Cornhole could probably use a little rebranding.

That’s about all that stands in the way of the sport’s widespread popularity, according to Las Vegas Cornhole President Damon Cochran.

The game itself is attractively simple: Two teams of two throw a 6-inch, 1 pound bean bag at a 9-inch hole in a raised board 27 feet away from the thrower.

Players are awarded three points for every bag that lands in the hole and one point for every bag left on the board at the end of each round. The first to 21 wins.

It’s a lot like horsehoes, or a more beer-friendly form of basketball, but with a name that has a “negative connotation.”

“People know about it, but they don’t come out to play it,” Cochran said. “That’s why I’m moving it to (Centennial Hills), to sort of get it out there.”

Cochran held weekly games at La Piazza, 1000 N. Main St., for eight years before deciding to move the sport away from downtown this month.

Around half of his group’s 50 members showed up for Las Vegas Cornhole’s indoor debut at the Double Yoke, 6050 Sky Pointe Drive.

The idea, Cochran said, is take the sport to locals, to turn an already accessible game — one played by both coeds and seniors at bars throughout the South and Midwest — into one played at bars around the city and eventually, the entire West Coast.

“We can’t cater to tourists; we want to cater to people who live here,” he said. “From here, I think, we can get it to spread to other places around town.”

Cornhole already has plenty of local fans — Cochran’s group has almost tripled in size over the past five years — and nearly as many aliases.

Some of the nearly two dozen in attendance at the Double Yoke this month called the game bean bag or corn toss. Those from the Midwest, a sizable chunk of the group’s founding membership, call it bags or baggo.

Tim Malte, a groundskeeper at Shadow Creek Golf Course, doesn’t really care what they call it so long as they tell their friends.

Malte, one of the group’s top competitive players, said Las Vegas’ cornholers acquitted themselves nicely at last year’s group-hosted Wild West Shootout tournament against Arizona’s top teams.

He hopes they can keep it up.

“When we play Arizona, we usually have 50 (players), and they usually have the same,” he said. “It’s very competitive. I think that shows that there’s enough interest to have a league and move to different places, and I think the move (to Centennial Hills) will help. ”

Malte has been playing for four years and is, by his own admission, pretty good, but Shadow Creek co-worker Brad Harper is “the man.”
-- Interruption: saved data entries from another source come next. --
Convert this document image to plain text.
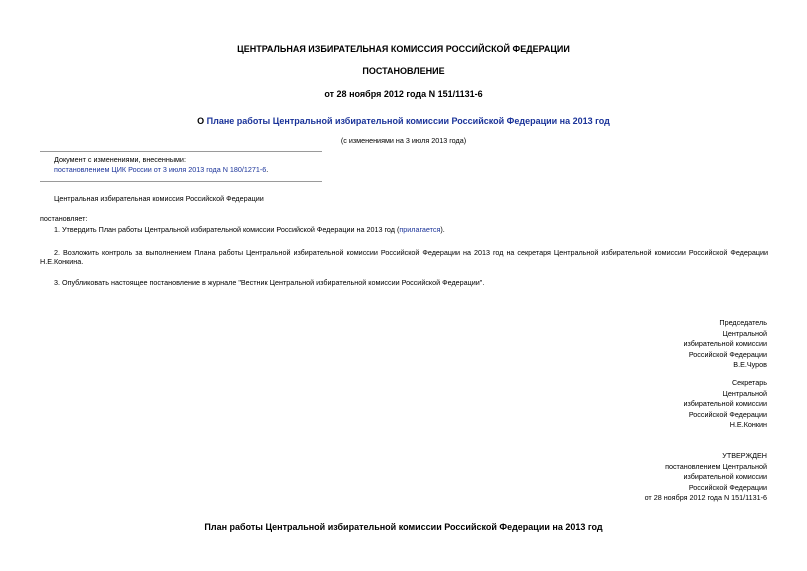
ЦЕНТРАЛЬНАЯ ИЗБИРАТЕЛЬНАЯ КОМИССИЯ РОССИЙСКОЙ ФЕДЕРАЦИИ
ПОСТАНОВЛЕНИЕ
от 28 ноября 2012 года N 151/1131-6
О Плане работы Центральной избирательной комиссии Российской Федерации на 2013 год
(с изменениями на 3 июля 2013 года)
Документ с изменениями, внесенными:
постановлением ЦИК России от 3 июля 2013 года N 180/1271-6.
Центральная избирательная комиссия Российской Федерации
постановляет:
1. Утвердить План работы Центральной избирательной комиссии Российской Федерации на 2013 год (прилагается).
2. Возложить контроль за выполнением Плана работы Центральной избирательной комиссии Российской Федерации на 2013 год на секретаря Центральной избирательной комиссии Российской Федерации Н.Е.Конкина.
3. Опубликовать настоящее постановление в журнале "Вестник Центральной избирательной комиссии Российской Федерации".
Председатель
Центральной
избирательной комиссии
Российской Федерации
В.Е.Чуров
Секретарь
Центральной
избирательной комиссии
Российской Федерации
Н.Е.Конкин
УТВЕРЖДЕН
постановлением Центральной
избирательной комиссии
Российской Федерации
от 28 ноября 2012 года N 151/1131-6
План работы Центральной избирательной комиссии Российской Федерации на 2013 год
Harper, 48, bristles at the thought.

It’s true he’s won as much as $1,200 in regional and even national competitions, though other group members have reportedly stacked up some $40,000 in tournament winnings.

One, according to Cochran, even has his own baseball card.

That’s why Harper likes to keep things in perspective.

“The guys I first started playing with seven or eight years ago, we never thought we would end up playing in (national tournaments),” he said. “For us, it’s just a good excuse to get together and have a beer.”